Igor Vori (r.) verlässt nach der Saison Hamburg in Richtung Paris © imago

Trainer Schwalbs Team schlägt im Pokal-Viertelfinale Hannover-Burgdorf und qualifiziert sich für das Final Four in Hamburg.

Hamburg - Die Handballer des HSV sind ins Final-Four-Turnier um den DHB-Pokal eingezogen.

Der Ex-Meister besiegte im Viertelfinale die TSV Hannover-Burgdorf mit 33:31 (18:17) und darf damit auf den dritten Pokalsieg nach den Erfolgen 2006 und 2010 hoffen.

Das Final Four findet am 13./14. April in Hamburg statt. (DATENCENTER: Der DHB-Pokal)

Bester HSV-Werfer war der kroatische Kreisläufer Igor Vori mit neun Treffern, bei den Gästen erzielte Lars Lehnhoff sieben Tore.

Partie lange spannend

Nach ausgeglichener erster Halbzeit setzten sich die Gastgeber nach dem Wechsel erstmals auf vier Tore ab (22:18/35. Minute).

Doch die Niedersachsen, die noch nie das Final Four erreicht haben, kamen wieder bis auf ein Tor heran (26:27/48.).

In der spannenden Schlussphase hatte der HSV das bessere Ende für sich.

Carlen noch nicht dabei

Knapp zwei Jahre nach seinem ersten Kreuzbandriss hatten die Zuschauer vergeblich auf ein Comeback von Oscar Carlen gehofft.

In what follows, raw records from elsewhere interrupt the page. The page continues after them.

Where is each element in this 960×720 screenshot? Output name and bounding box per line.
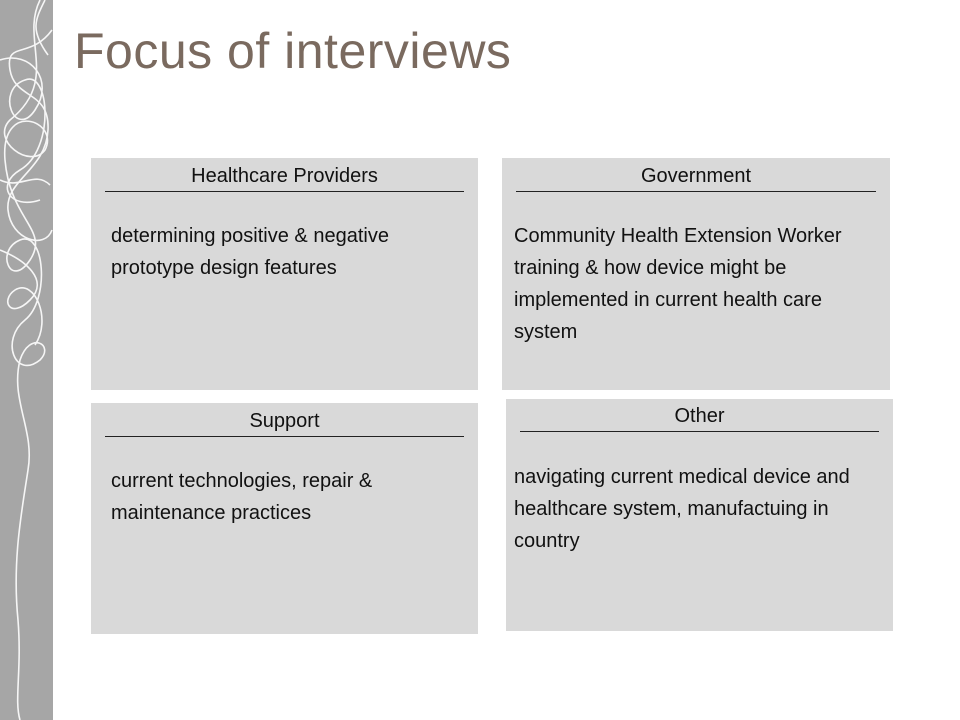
card-other (506, 399, 893, 631)
scribble-lines-graphic (0, 0, 53, 720)
card-support (91, 403, 478, 634)
card-heading: Support (105, 409, 464, 437)
card-healthcare-providers (91, 158, 478, 390)
card-heading: Other (520, 404, 879, 432)
card-heading: Government (516, 164, 876, 192)
card-government (502, 158, 890, 390)
card-body-text: current technologies, repair & maintenance practices (111, 470, 373, 524)
card-heading: Healthcare Providers (105, 164, 464, 192)
card-body-text: determining positive & negative prototype design features (111, 225, 389, 279)
card-body-text: navigating current medical device and healthcare system, manufactuing in country (514, 466, 850, 552)
decorative-side-strip (0, 0, 53, 720)
slide-title: Focus of interviews (74, 23, 512, 79)
card-body-text: Community Health Extension Worker training & how device might be implemented in current health care system (514, 225, 842, 343)
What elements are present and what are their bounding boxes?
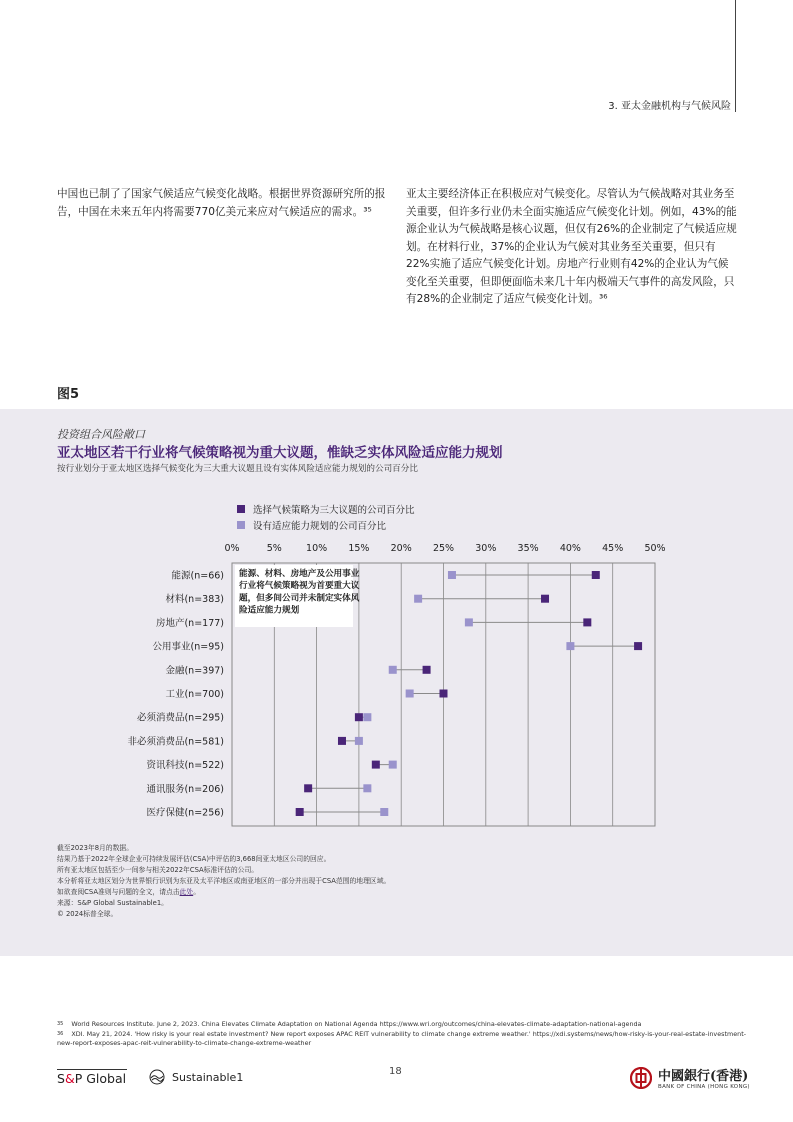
adaptation-plan-marker — [363, 784, 371, 792]
climate-topic-marker — [634, 642, 642, 650]
x-tick-label: 20% — [390, 543, 412, 554]
chart-title: 亚太地区若干行业将气候策略视为重大议题，惟缺乏实体风险适应能力规划 — [57, 445, 503, 461]
left-paragraph: 中国也已制了了国家气候适应气候变化战略。根据世界资源研究所的报告，中国在未来五年内将需要770亿美元来应对气候适应的需求。³⁵ — [57, 188, 386, 218]
note-line: 结果乃基于2022年全球企业可持续发展评估(CSA)中评估的3,668间亚太地区公司的回应。 — [57, 855, 331, 863]
legend-label-climate-topic: 选择气候策略为三大议题的公司百分比 — [253, 505, 415, 516]
legend-label-adaptation-plan: 设有适应能力规划的公司百分比 — [253, 521, 387, 532]
footnotes — [57, 1020, 747, 1049]
annotation-text: 行业将气候策略视为首要重大议 — [239, 581, 360, 592]
footnote-text: XDI. May 21, 2024. 'How risky is your real estate investment? New report exposes APAC REIT vulnerability to climate change extreme weather.' https://xdi.systems/news/how-risky-is-your-real-estate-investment-new-report-exposes-apac-reit-vulnerability-to-climate-change-extreme-weather — [57, 1029, 747, 1047]
x-tick-label: 45% — [602, 543, 624, 554]
chart-subtitle: 按行业划分于亚太地区选择气候变化为三大重大议题且设有实体风险适应能力规划的公司百分比 — [57, 464, 418, 474]
adaptation-plan-marker — [363, 713, 371, 721]
category-label: 必须消费品(n=295) — [136, 712, 224, 724]
category-label: 能源(n=66) — [171, 570, 224, 582]
note-line-with-link — [57, 887, 390, 898]
climate-topic-marker — [296, 808, 304, 816]
note-line: 所有亚太地区包括至少一间参与相关2022年CSA标准评估的公司。 — [57, 866, 259, 874]
adaptation-plan-marker — [465, 618, 473, 626]
sp-global-logo: S&P Global — [57, 1071, 127, 1086]
climate-topic-marker — [304, 784, 312, 792]
figure-label: 图5 — [57, 387, 80, 402]
x-tick-label: 0% — [224, 543, 240, 554]
climate-topic-marker — [440, 690, 448, 698]
annotation-text: 险适应能力规划 — [239, 605, 300, 616]
boc-emblem-icon — [630, 1067, 652, 1089]
adaptation-plan-marker — [355, 737, 363, 745]
footer-rule — [57, 1069, 127, 1070]
figure-notes — [57, 843, 390, 920]
page-number: 18 — [389, 1066, 402, 1077]
category-label: 工业(n=700) — [165, 689, 224, 700]
adaptation-plan-marker — [380, 808, 388, 816]
category-label: 医疗保健(n=256) — [146, 807, 224, 819]
category-label: 通讯服务(n=206) — [146, 783, 224, 795]
header-rule — [735, 0, 736, 112]
dumbbell-chart — [0, 535, 793, 835]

Der schwedische Rückraumspieler hatte nach insgesamt zwei Kreuzbandrissen und drei Operationen in der vergangenen Woche erstmals am Mannschaftstraining des HSV teilgenommen.

Im Dezember 2010 hatten die Hamburger die Verpflichtung Carlens bekannt gegeben, knapp sechs Wochen später riss ihm im Trikot des SG Flensburg-Handewitt das Kreuzband.